For my teens, I choose computer art projects that fit in with their current lives, with my attention focused on their potential for majoring in art in college and for careers ahead. One project is to produce a weekly online newsletter, which includes items from world happenings as well as events going on in the community center. They create two editions, one a four-page tabloid that is printed and distributed to the 30,000 member families of the community center. In addition to editorial copy, it contains art, photography and creative combinations of both.

The other edition, with the aid of several video cameras and hand-held cell-phone-video devices, is an online-only edition. My students roam the community center and elsewhere with cameras, capturing video of sports events, music presentations, city scenes and various classroom happenings. They also search the daily online news, entertainment and political sites for short videos to include in their composition.
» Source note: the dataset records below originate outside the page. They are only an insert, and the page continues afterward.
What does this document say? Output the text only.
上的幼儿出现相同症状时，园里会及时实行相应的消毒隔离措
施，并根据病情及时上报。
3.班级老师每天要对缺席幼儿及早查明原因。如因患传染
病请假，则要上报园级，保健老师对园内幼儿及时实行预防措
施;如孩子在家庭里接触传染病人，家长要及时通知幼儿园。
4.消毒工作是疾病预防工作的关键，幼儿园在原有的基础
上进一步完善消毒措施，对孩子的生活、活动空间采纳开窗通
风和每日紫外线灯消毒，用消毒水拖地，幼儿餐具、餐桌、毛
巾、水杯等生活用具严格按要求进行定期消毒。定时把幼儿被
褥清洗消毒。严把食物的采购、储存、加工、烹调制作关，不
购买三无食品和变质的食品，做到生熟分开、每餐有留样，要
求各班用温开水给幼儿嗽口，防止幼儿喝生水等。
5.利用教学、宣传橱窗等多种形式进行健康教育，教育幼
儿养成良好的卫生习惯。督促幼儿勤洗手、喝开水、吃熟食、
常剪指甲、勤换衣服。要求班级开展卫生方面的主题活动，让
Then, with video editing and art software, they create their weekly online program.

No matter how sophisticated the equipment my teens use to produce their print and video work, I always remind them that the basis of their high-tech artwork is still rooted in the classics. I emphasize that guidelines were created long ago by da Vinci, Michelangelo, Rembrandt and all the other great artists who set the high standards of excellence we still follow today.